Caption: Revitalizing downtown. Two days after being elected the mayor of Laurens, Nathan Senn tells a meeting about renovation of the Echo Theater (circa 1919) that sparking business interest in the downtown square will be a priority of his administration. Ideas for a renovated Echo ranged from race and reconciliation center, museum and church to an arts venue, gospel music stage, attraction for young people, loft apartments and business incubator. - Photo by Vic MacDonald

What will be the Echo Theater’s fate?



Grant funds may be available to restore the old Echo Theater in downtown Laurens, but they might come with a stipulation that the building reflect its history - a history many in the county seat would rather forget.

The building was constructed around 1919, and that itself would qualify it for historic restoration money. Gene Madden said he remembers buying popcorn there in 1949, when it was segregated. And for about 10 years, it was the “world-famous” Red Neck Shop. Just a small blip in the building’s overall history, but a wrinkle that could get it renovated - if it became a museum to a time of racial tension in America.

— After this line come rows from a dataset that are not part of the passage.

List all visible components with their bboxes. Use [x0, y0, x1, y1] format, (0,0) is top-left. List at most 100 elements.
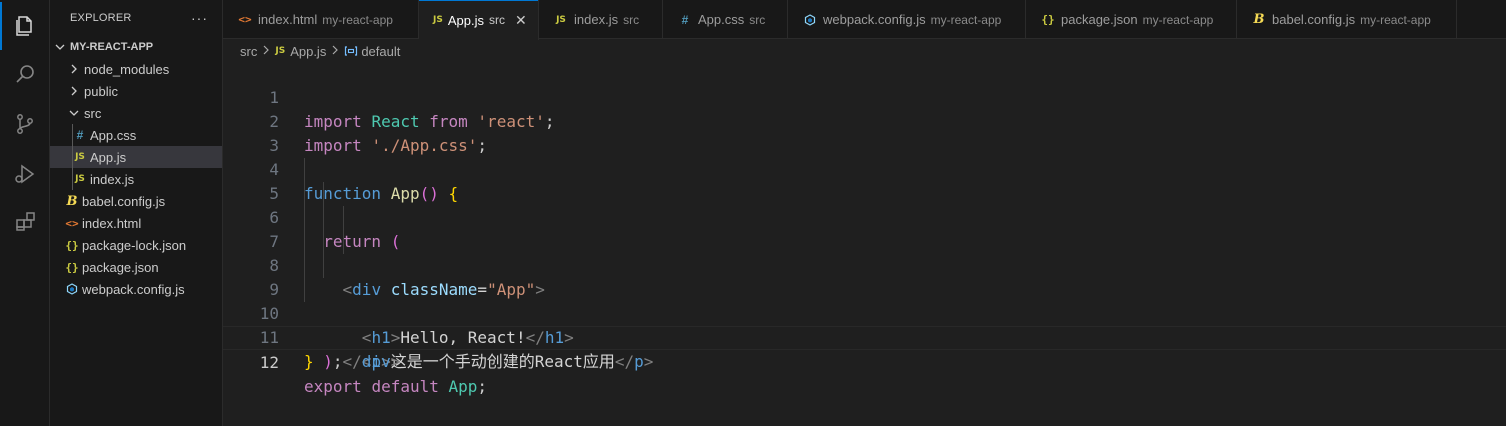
- code-line: 7 <h1>Hello, React!</h1>: [223, 206, 1506, 347]
- tree-item-package-lock[interactable]: {} package-lock.json: [50, 234, 222, 256]
- indent-guide: [343, 206, 344, 230]
- project-root-label: MY-REACT-APP: [70, 41, 154, 53]
- tree-item-node-modules[interactable]: node_modules: [50, 58, 222, 80]
- tree-item-label: babel.config.js: [82, 193, 166, 209]
- extensions-icon[interactable]: [0, 198, 50, 246]
- tree-item-app-css[interactable]: # App.css: [50, 124, 222, 146]
- tab-description: my-react-app: [1142, 12, 1214, 27]
- indent-guide: [72, 146, 73, 168]
- indent-guide: [304, 158, 305, 182]
- code-line: 3: [223, 110, 1506, 155]
- babel-file-icon: B: [66, 193, 78, 209]
- webpack-icon: [802, 13, 818, 26]
- tree-item-label: package-lock.json: [82, 237, 187, 253]
- js-file-icon: JS: [275, 46, 286, 56]
- tab-label: App.css: [698, 12, 745, 27]
- chevron-down-icon: [52, 41, 68, 53]
- tree-item-public[interactable]: public: [50, 80, 222, 102]
- tab-package-json[interactable]: {} package.json my-react-app: [1026, 0, 1237, 39]
- tab-label: package.json: [1061, 12, 1138, 27]
- json-file-icon: {}: [65, 238, 79, 252]
- explorer-title: EXPLORER: [70, 12, 132, 24]
- tab-description: my-react-app: [322, 12, 393, 27]
- tree-item-app-js[interactable]: JS App.js: [50, 146, 222, 168]
- code-text: export default App;: [304, 377, 488, 396]
- indent-guide: [304, 230, 305, 254]
- indent-guide: [72, 124, 73, 146]
- code-line: 2 import './App.css';: [223, 86, 1506, 155]
- js-file-icon: JS: [433, 15, 443, 25]
- source-control-icon[interactable]: [0, 100, 50, 148]
- tab-description: src: [488, 13, 505, 27]
- project-root-folder[interactable]: MY-REACT-APP: [50, 36, 222, 58]
- chevron-right-icon: [66, 85, 82, 97]
- tab-label: babel.config.js: [1272, 12, 1356, 27]
- symbol-variable-icon: [344, 45, 358, 57]
- code-line: 1 import React from 'react';: [223, 62, 1506, 131]
- code-line: 9 </div>: [223, 254, 1506, 371]
- tab-label: index.html: [258, 12, 318, 27]
- html-file-icon: <>: [65, 216, 79, 230]
- indent-guide: [343, 230, 344, 254]
- js-file-icon: JS: [75, 174, 85, 184]
- tab-label: index.js: [574, 12, 619, 27]
- activity-bar: [0, 0, 50, 426]
- css-file-icon: #: [76, 128, 84, 142]
- more-actions-icon[interactable]: ···: [191, 10, 208, 26]
- search-icon[interactable]: [0, 50, 50, 98]
- explorer-sidebar: EXPLORER ··· MY-REACT-APP node_modules p…: [50, 0, 223, 426]
- tree-item-label: App.css: [90, 127, 137, 143]
- breadcrumb-file[interactable]: App.js: [290, 44, 326, 59]
- chevron-right-icon: [261, 45, 271, 58]
- run-debug-icon[interactable]: [0, 150, 50, 198]
- breadcrumb-symbol[interactable]: default: [361, 44, 400, 59]
- tree-item-src[interactable]: src: [50, 102, 222, 124]
- js-file-icon: JS: [75, 152, 85, 162]
- tab-description: my-react-app: [1360, 12, 1431, 27]
- webpack-icon: [64, 283, 80, 295]
- json-file-icon: {}: [1041, 13, 1055, 26]
- tab-label: webpack.config.js: [823, 12, 926, 27]
- explorer-icon[interactable]: [0, 2, 50, 50]
- tree-item-index-html[interactable]: <> index.html: [50, 212, 222, 234]
- editor-tabs: <> index.html my-react-app JS App.js src…: [223, 0, 1506, 40]
- line-number: 12: [259, 353, 279, 372]
- code-line: 10 );: [223, 278, 1506, 371]
- chevron-right-icon: [330, 45, 340, 58]
- css-file-icon: #: [681, 12, 689, 27]
- close-icon[interactable]: ✕: [515, 12, 527, 29]
- chevron-right-icon: [66, 63, 82, 75]
- tree-item-index-js[interactable]: JS index.js: [50, 168, 222, 190]
- tab-webpack-config[interactable]: webpack.config.js my-react-app: [788, 0, 1026, 39]
- indent-guide: [304, 206, 305, 230]
- tree-item-babel-config[interactable]: B babel.config.js: [50, 190, 222, 212]
- indent-guide: [304, 278, 305, 302]
- code-line: 11 }: [223, 302, 1506, 371]
- tab-description: src: [749, 12, 766, 27]
- breadcrumb-folder[interactable]: src: [240, 44, 257, 59]
- indent-guide: [323, 230, 324, 254]
- breadcrumb: src JS App.js default: [223, 40, 1506, 62]
- json-file-icon: {}: [65, 260, 79, 274]
- indent-guide: [72, 168, 73, 190]
- html-file-icon: <>: [238, 13, 252, 26]
- tab-index-html[interactable]: <> index.html my-react-app: [223, 0, 419, 39]
- tab-app-js[interactable]: JS App.js src ✕: [419, 0, 539, 40]
- indent-guide: [304, 182, 305, 206]
- tree-item-label: webpack.config.js: [82, 281, 185, 297]
- tree-item-package-json[interactable]: {} package.json: [50, 256, 222, 278]
- tree-item-label: package.json: [82, 259, 159, 275]
- tab-babel-config[interactable]: B babel.config.js my-react-app: [1237, 0, 1457, 39]
- indent-guide: [323, 206, 324, 230]
- code-line: 5 return (: [223, 158, 1506, 251]
- tree-item-webpack-config[interactable]: webpack.config.js: [50, 278, 222, 300]
- code-editor[interactable]: 1 import React from 'react'; 2 import '.…: [223, 62, 1506, 426]
- chevron-down-icon: [66, 107, 82, 119]
- code-line: 6 <div className="App">: [223, 182, 1506, 299]
- tree-item-label: public: [84, 83, 118, 99]
- babel-file-icon: B: [1253, 12, 1265, 27]
- code-line: 4 function App() {: [223, 134, 1506, 203]
- tab-index-js[interactable]: JS index.js src: [539, 0, 663, 39]
- code-line-current: 12 export default App;: [223, 326, 1506, 396]
- tab-app-css[interactable]: # App.css src: [663, 0, 788, 39]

At a Thursday night meeting, many said turning the Echo into that kind of museum would be a mistake. It would remind people of an ugly past, and it would not be conducive to tax-paying businesses needed to revitalize the Laurens central business district.

The district already has a museum, said Fay Edge, representing the Laurens County Museum. That museum has an events venue, and another venue is planned for the roof of a bank building. “On the square there are 14 empty buildings. Anything you can do to bring people in, that would be great,” Madden said.

Black-owned businesses on the “Back Street” were torn down, so why shouldn’t the African-American community have a tourist-attracting museum? That was the argument of others speaking at a re-use ideas meeting held at the historic courthouse. “We are afraid to talk about racism across the nation,” said Rev. David Kennedy, whose church owns the dilapidated building. “We need to take a stand tonight. We are afraid to talk about racism, slavery, people who were lynched and raped. We’re going to have to acknowledge history.”

“Take the Echo sign off and put it in a museum,” Madden said. “Let’s get away from negative history.”

Madden said much more than its checkered past, the Echo needs to be remembered for the children in the late ‘40s and ‘50s who enjoyed movies there. Others said a renovated theater could be a perfect gospel music venue, arts center, and live-theater production venue. It has three stories - the top could be loft apartments, first floor business space or incubator, and the basement a recreation center. Meeting moderator Dr. Jennifer Gunter of the University of South Carolina said the earliest record is that it was established in 1919 as the Princess Theater.

“It (the Redneck Shop) is who we were; it’s not who we are now,” Gunter said.

It will take about $500,000 to bring the building up to modern codes, she said.

The first step to reclaiming the Echo will come on June 8, the date of the Laurens County Chamber of Commerce Quarterly Clean-up. People will be asked to clean in downtown Laurens and come specifically to the Echo to clean around it, and remove paper and glass from inside the building. A person has vandalized the building in recent weeks, but people at the meeting said that has been stopped. 

Gunter said, “It can be a shining beacon for Laurens.”